A Better NBA

Oh, the pride and joy of the lazy blogger, a column to respond to.  Anyway, Bill Simmons, always worth reading, provides one of the best columns he has written in a while about the NBA and the state of the league.  The Collective Bargaining Agreement (CBA), which governs the working arrangement between the league and the players’ union, expires July 1, 2011, and the league is ready to throw down.  Of course David Stern has already fired the first salvos talking about how the league lost $400 million, and the according proposal changes the basic way salaries are structured.  Now, the way things work, long term contracts ARE an issue.  Players are paid fixed dollars while the salary cap is determined by percentage of income (basically) – in other words a contract can be locked in at a fixed wage, but the underlying budget is dynamic.  Thus, idiotic teams who paid some players too much money are left holding the bag when the revenue side comes up short.  Giant sunk costs become a monster.  As Simmons puts it:

They arrived at this specific point after salaries ballooned over the past 15 years — not for superstars, but for complementary players who don’t sell tickets, can’t carry a franchise, and, in a worst-case scenario, operate as a sunk cost.
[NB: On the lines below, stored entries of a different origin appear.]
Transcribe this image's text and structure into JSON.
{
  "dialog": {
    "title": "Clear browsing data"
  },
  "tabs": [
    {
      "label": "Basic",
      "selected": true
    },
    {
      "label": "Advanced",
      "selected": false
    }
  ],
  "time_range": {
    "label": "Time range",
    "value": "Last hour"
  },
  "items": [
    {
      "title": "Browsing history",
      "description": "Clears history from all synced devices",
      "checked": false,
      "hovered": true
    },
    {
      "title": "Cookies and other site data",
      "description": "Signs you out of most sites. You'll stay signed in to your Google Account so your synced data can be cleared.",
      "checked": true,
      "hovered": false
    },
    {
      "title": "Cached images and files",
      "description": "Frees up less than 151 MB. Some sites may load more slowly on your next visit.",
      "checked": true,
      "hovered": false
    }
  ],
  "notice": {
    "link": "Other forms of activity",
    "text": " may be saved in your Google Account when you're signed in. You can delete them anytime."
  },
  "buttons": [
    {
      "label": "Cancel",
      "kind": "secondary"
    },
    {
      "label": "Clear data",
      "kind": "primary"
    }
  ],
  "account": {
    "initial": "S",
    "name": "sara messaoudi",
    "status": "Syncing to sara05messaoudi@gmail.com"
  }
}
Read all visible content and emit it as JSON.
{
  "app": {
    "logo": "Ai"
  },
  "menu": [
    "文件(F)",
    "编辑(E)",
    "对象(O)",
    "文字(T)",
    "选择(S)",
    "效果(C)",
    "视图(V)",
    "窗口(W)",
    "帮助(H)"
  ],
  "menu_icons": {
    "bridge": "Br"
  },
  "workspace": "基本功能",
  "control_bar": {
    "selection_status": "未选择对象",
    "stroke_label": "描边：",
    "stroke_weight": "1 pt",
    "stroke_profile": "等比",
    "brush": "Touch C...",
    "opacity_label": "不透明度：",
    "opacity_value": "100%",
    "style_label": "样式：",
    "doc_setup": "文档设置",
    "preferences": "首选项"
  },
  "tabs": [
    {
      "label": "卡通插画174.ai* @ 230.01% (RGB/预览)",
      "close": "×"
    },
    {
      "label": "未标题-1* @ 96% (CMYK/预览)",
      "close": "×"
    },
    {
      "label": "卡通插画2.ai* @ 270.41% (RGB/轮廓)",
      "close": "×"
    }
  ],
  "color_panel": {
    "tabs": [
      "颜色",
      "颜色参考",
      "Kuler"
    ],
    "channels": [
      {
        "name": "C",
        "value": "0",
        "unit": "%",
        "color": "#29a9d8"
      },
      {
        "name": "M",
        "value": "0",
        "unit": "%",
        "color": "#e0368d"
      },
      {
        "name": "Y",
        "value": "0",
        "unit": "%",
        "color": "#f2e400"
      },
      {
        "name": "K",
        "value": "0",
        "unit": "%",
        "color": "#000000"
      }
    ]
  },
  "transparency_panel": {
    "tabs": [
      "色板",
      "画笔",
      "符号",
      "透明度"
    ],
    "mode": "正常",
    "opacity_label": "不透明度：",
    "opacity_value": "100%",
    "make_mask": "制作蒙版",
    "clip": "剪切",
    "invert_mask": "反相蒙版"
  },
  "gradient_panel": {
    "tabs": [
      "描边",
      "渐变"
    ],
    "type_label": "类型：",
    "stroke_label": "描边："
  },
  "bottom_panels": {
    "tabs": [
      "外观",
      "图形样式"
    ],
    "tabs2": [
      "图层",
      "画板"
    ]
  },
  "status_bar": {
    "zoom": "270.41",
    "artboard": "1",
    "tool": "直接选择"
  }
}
These players get overpaid for one reason: Most teams throw money around like drunken sailors at a strip joint. When David Stern says, “We’re losing $400 million this season,” he really means, “We stupidly kept overpaying guys who weren’t worth it, and then the economy turned, and now we’re screwed.”

So it is hard to sympathize with the owners here.  Now, anecdotally, it seems to me that fans usually will go after the players because after all – basketball is a sport, and the players are paid well – they should be grateful.  However, it was not their fault the owners were stupid and paying non-revenue generators eight figure salaries.  That said – the current NBA IS broken, in several ways:

  • The salary cap forces teams to plan to be “under the cap” in given years – essentially tanking seasons promising fans a rainbow – in 2010 or 2011.  Part of it is dumb ex-jocks being in management – but a lot of it systemic.
  • The draft and lottery system.  In the NBA, one player can win a title – so teams who are bad line up to try to maximize their chances of winning the lottery … and we get a lot of non-competition
  • Players are not paid according to their marginal product – many are wildly overpaid, many are underpaid
  • Few teams feel an obligation to win over fans.  The league only cares about corporate sponsors and television.

The league’s initial counter is to reduce contract length and raise the age limit – yet neither of those things cut to the core of how the league can really optimize itself.  I am not sure what all fans want from a league – but I know what I want:

  1. Management to have a chance to build a good team.  Opportunities should be maximized.  This does not mean eliminating guaranteed contracts, but management should be allowed to be rewarded for being smart.
  2. Players should be paid their worth.  Guys who make the most money for their teams ought to be compensated as such
  3. The fans should be encouraged to follow the league, not discouraged.

So what would a radical solution to improve the league be from a CBA sort of perspective?  First of all, in a perfect world, there’d be no salary cap.  Salary caps do not ensure fairness, it is just a wealth transfer.  However, the ship has sailed there, so if a cap is required, it should be hard – it is easy to explain to fans.  The percentage split between the sides … who cares?  Also the luxury tax would no longer be necessary.  So we assume a hard cap – now what?

  • Eliminate Individual Salary Limits: The problem with the existing structure is not LeBron James’ salary, it’s Samuel Dalembert’s.  The maximum salary makes it impossible to differentiate between the very good and truly great players, the players who are needle movers both on the court and at the cash register.  This also lets teams structure their rosters entirely in a way they want.
  • Reduce the Draft to 10 Picks: Now THIS is how you eliminate tanking.  We know that you are most likely to get a true impact player in the high lottery (LeBron, Jordan, Magic, Shaq etc).  So really the players who you want to allocate to bad teams should actually only be fairly small.  So how about only 10 picks – and the non-playoff teams have an equal shot at the ten slots.  This would eliminate tanking – there is no advantage.  Also, this maximizes flexibility as teams have more latitude with identifying rookie talent.  There would be the customary roster limits – but good teams would not be forced to carry guys they don’t intend to play (more on this in the next bullet) and bad teams can get good even quicker with the freedom to take a youth movement.
  • The Sloppy Seconds Draft: This is the other aspect of the radicalized draft to prevent teams from burying talent, and another way for management to be smart.  Basically, every team that signs a rookie and the rookie gets in fewer than 800 minutes over his first two seasons (40 games x 20 minutes seems like a reasonable expectation) – the player is exposed to the sloppy seconds draft (or perhaps something less vulgar).  This is like a Rule V baseball draft, where a team can draft one of these players, but must carry them on the 15 man roster the whole season.

Obviously this will not prevent a league from hijacking Seattle’s basketball team – but it might give teams and players the tools to make a better league in the long run.